Each year, Apple (AAPL 0.96%) releases new iPhones, and inside are new processors that offer performance and feature enhancements over their predecessors. On Sept. 12, Apple continued that tradition, announcing three new iPhones: iPhone Xs, iPhone Xs Max, and iPhone XR -- each packed with a new, Apple-designed system-on-a-chip called the A12 Bionic.
Here are three key things you need to know about Apple's latest silicon creation.
Built using 7-nanometer tech
In its press release, Apple boasted that its new trio of iPhones incorporate "the first 7-nanometer chip in a smartphone." Since Taiwan Semiconductor Manufacturing Company (TSM -1.25%) is the only company that's currently mass-producing 7-nanometer chips, it's a safe bet that the Taiwan-based contract chip manufacturing giant is responsible for cranking out Apple's latest chip design.

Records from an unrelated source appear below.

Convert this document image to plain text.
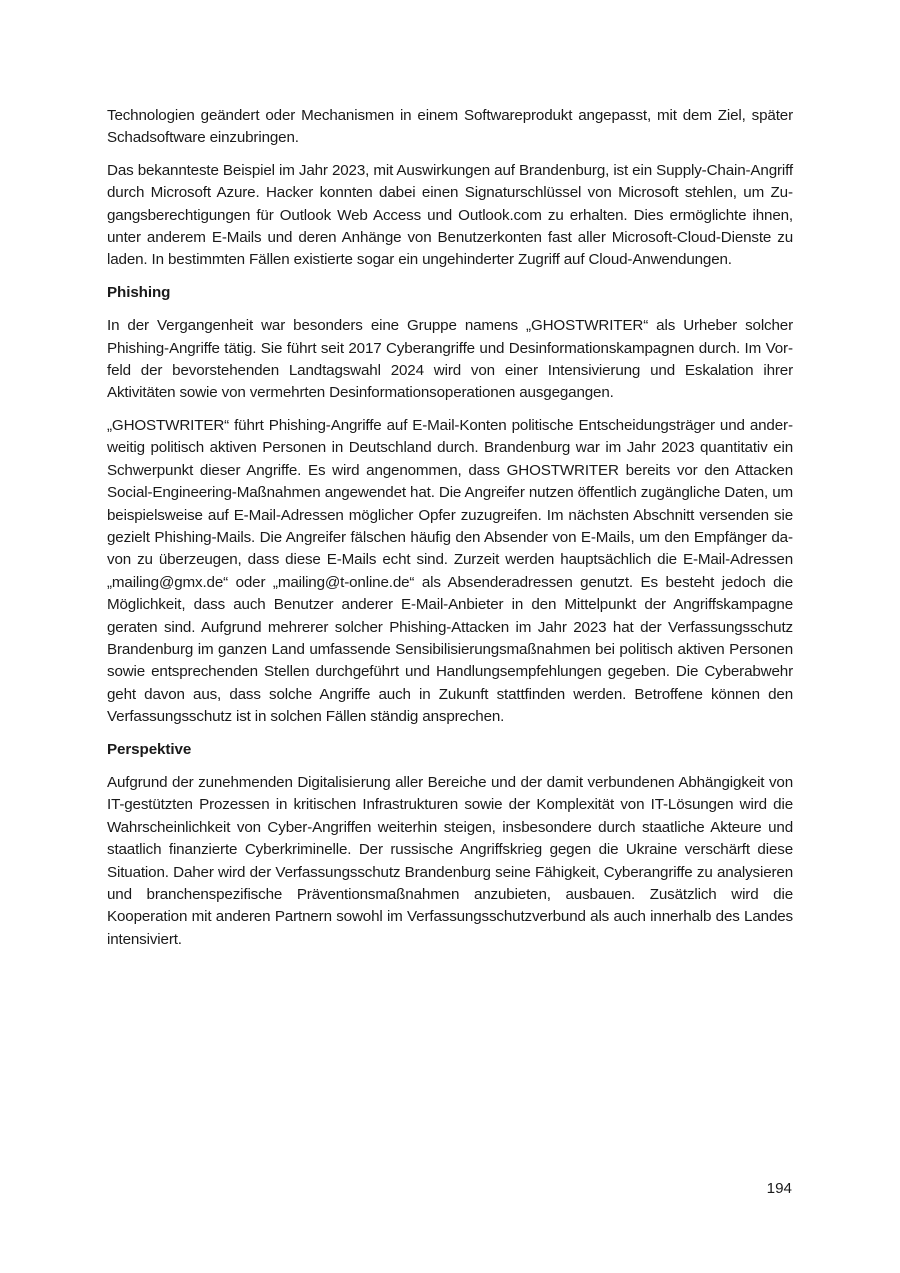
Technologien geändert oder Mechanismen in einem Softwareprodukt angepasst, mit dem Ziel, später Schadsoftware einzubringen.

Das bekannteste Beispiel im Jahr 2023, mit Auswirkungen auf Brandenburg, ist ein Supply-Chain-Angriff durch Microsoft Azure. Hacker konnten dabei einen Signaturschlüssel von Microsoft stehlen, um Zugangsberechtigungen für Outlook Web Access und Outlook.com zu erhalten. Dies ermöglichte ihnen, unter anderem E-Mails und deren Anhänge von Benutzerkonten fast aller Microsoft-Cloud-Dienste zu laden. In bestimmten Fällen existierte sogar ein ungehinderter Zugriff auf Cloud-Anwendungen.

Phishing

In der Vergangenheit war besonders eine Gruppe namens „GHOSTWRITER“ als Urheber solcher Phishing-Angriffe tätig. Sie führt seit 2017 Cyberangriffe und Desinformationskampagnen durch. Im Vorfeld der bevorstehenden Landtagswahl 2024 wird von einer Intensivierung und Eskalation ihrer Aktivitäten sowie von vermehrten Desinformationsoperationen ausgegangen.

„GHOSTWRITER“ führt Phishing-Angriffe auf E-Mail-Konten politische Entscheidungsträger und anderweitig politisch aktiven Personen in Deutschland durch. Brandenburg war im Jahr 2023 quantitativ ein Schwerpunkt dieser Angriffe. Es wird angenommen, dass GHOSTWRITER bereits vor den Attacken Social-Engineering-Maßnahmen angewendet hat. Die Angreifer nutzen öffentlich zugängliche Daten, um beispielsweise auf E-Mail-Adressen möglicher Opfer zuzugreifen. Im nächsten Abschnitt versenden sie gezielt Phishing-Mails. Die Angreifer fälschen häufig den Absender von E-Mails, um den Empfänger davon zu überzeugen, dass diese E-Mails echt sind. Zurzeit werden hauptsächlich die E-Mail-Adressen „mailing@gmx.de“ oder „mailing@t-online.de“ als Absenderadressen genutzt. Es besteht jedoch die Möglichkeit, dass auch Benutzer anderer E-Mail-Anbieter in den Mittelpunkt der Angriffskampagne geraten sind. Aufgrund mehrerer solcher Phishing-Attacken im Jahr 2023 hat der Verfassungsschutz Brandenburg im ganzen Land umfassende Sensibilisierungsmaßnahmen bei politisch aktiven Personen sowie entsprechenden Stellen durchgeführt und Handlungsempfehlungen gegeben. Die Cyberabwehr geht davon aus, dass solche Angriffe auch in Zukunft stattfinden werden. Betroffene können den Verfassungsschutz ist in solchen Fällen ständig ansprechen.

Perspektive

Aufgrund der zunehmenden Digitalisierung aller Bereiche und der damit verbundenen Abhängigkeit von IT-gestützten Prozessen in kritischen Infrastrukturen sowie der Komplexität von IT-Lösungen wird die Wahrscheinlichkeit von Cyber-Angriffen weiterhin steigen, insbesondere durch staatliche Akteure und staatlich finanzierte Cyberkriminelle. Der russische Angriffskrieg gegen die Ukraine verschärft diese Situation. Daher wird der Verfassungsschutz Brandenburg seine Fähigkeit, Cyberangriffe zu analysieren und branchenspezifische Präventionsmaßnahmen anzubieten, ausbauen. Zusätzlich wird die Kooperation mit anderen Partnern sowohl im Verfassungsschutzverbund als auch innerhalb des Landes intensiviert.

194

Apple says that the A12 Bionic chip is made up of 6.9 billion transistors -- a whopping 60% increase in transistor count from the prior-generation A11 Bionic. According to TSMC, its 7-nanometer technology has 1.6 times the logic density of its 10-nanometer technology, which was used to build the A11 Bionic. It would appear that migrating from TSMC's 10-nanometer technology to its newer 7-nanometer technology enabled Apple to dramatically boost the number of transistors that it used in crafting the A12 Bionic without leading to a significant generation-over-generation increase in chip size.
CPU and GPU improvements
The A12 Bionic, like its predecessor the A11 Bionic, incorporates six processor cores -- two so-called performance cores and four efficiency cores. According to Apple, the two performance cores are "up to 15% faster" than the ones found in the A11 Bionic and use 40% less power. The efficiency cores, per Apple, are as much as 50% more power-efficient.

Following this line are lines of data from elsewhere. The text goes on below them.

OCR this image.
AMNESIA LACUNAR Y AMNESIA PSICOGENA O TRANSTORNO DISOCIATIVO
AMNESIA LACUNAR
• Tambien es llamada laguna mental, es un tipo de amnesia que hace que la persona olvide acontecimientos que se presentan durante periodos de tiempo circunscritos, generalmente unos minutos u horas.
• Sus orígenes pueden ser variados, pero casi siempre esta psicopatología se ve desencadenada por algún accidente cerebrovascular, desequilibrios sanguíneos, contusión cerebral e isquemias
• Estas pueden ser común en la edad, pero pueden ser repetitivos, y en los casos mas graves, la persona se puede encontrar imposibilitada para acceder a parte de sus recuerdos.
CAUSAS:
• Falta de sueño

Apple didn't cite a performance increase for the efficiency cores this time around (last year, Apple claimed a 70% increase in performance for the efficiency cores in the A11 Bionic relative to those in the A10 Fusion), so it looks like Apple's trying to tell us that the efficiency cores in the new A12 Bionic can deliver the same performance as the ones in the A11 Bionic but use far less energy to do so. This makes sense considering that the whole point of the efficiency cores is to process tasks that aren't particularly performance-sensitive while using as little energy as possible to maximize battery life.
Apple also revealed that the A12 Bionic has a substantially faster Apple-designed graphics processing unit (GPU), which is "up to 50% faster" than the one incorporated in the A11 Bionic. You'll recall that Apple used graphics processor designs from Imagination Technologies through the A10 Fusion, but switched to internally-designed technology beginning with the A11 Bionic.

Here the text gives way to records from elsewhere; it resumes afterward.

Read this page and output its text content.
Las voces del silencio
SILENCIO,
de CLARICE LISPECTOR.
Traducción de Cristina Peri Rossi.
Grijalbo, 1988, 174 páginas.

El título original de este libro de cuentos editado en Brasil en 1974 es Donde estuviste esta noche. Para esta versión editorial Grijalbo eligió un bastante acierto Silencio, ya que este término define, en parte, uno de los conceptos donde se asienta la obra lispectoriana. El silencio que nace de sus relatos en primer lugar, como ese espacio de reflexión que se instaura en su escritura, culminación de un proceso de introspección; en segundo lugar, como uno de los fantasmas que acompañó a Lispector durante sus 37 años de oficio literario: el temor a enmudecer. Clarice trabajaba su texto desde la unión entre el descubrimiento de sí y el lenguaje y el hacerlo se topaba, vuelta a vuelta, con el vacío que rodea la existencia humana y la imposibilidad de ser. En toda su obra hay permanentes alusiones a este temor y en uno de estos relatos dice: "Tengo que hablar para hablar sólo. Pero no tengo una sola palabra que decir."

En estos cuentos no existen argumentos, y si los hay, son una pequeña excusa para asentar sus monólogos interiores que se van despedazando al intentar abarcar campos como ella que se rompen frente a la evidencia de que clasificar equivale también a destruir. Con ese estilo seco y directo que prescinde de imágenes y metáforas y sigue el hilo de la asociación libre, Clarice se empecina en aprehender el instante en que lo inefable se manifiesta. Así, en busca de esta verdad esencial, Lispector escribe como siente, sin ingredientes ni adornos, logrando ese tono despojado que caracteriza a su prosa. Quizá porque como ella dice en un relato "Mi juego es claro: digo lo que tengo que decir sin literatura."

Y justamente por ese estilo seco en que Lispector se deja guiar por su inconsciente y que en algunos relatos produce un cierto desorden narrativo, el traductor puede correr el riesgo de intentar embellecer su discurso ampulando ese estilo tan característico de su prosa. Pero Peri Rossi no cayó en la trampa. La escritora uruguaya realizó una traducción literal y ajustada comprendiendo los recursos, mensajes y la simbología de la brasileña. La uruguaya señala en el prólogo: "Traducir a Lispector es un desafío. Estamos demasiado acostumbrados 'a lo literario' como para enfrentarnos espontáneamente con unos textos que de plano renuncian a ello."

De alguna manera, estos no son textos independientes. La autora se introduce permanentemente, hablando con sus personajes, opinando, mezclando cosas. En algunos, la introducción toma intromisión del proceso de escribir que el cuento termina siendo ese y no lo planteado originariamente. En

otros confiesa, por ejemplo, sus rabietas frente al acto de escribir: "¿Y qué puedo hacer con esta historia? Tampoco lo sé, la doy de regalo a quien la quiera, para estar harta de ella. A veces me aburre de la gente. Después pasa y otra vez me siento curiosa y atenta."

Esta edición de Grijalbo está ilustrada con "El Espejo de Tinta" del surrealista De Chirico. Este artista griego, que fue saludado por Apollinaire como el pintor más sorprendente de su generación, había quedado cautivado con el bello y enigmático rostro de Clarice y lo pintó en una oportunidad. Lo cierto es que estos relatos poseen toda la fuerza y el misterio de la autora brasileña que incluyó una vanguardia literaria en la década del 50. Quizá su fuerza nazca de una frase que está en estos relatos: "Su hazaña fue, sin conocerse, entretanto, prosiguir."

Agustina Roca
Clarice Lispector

Last year, Apple revealed that it had integrated a piece of technology called a Neural Engine into its A11 Bionic chip. In its press release announcing the iPhone X, Apple explained, "The new A11 Bionic neural engine is a dual-core design and performs up to 600 billion operations per second for real-time processing. A11 Bionic neural engine is designed for specific machine learning algorithms and enables Face ID, Animoji and other features."
Apple seems to have gone all-out with the second-generation Neural Engine. The Neural Engine in the A12 Bionic has eight cores (up from two in the A11 Bionic) and can "complete up to 5 trillion operations per second." That's more than 8.3 times the peak performance of the prior-generation Neural Engine.
Perhaps more importantly, Apple says, "For the first time the Neural Engine is open to Core ML, empowering developers to build apps that utilize this highly efficient machine learning engine." This seems like an area where Apple's control over the hardware and the software ecosystem as well as its tight integration of the two can really translate into a competitive advantage for the company's products relative to what the Android ecosystem can produce.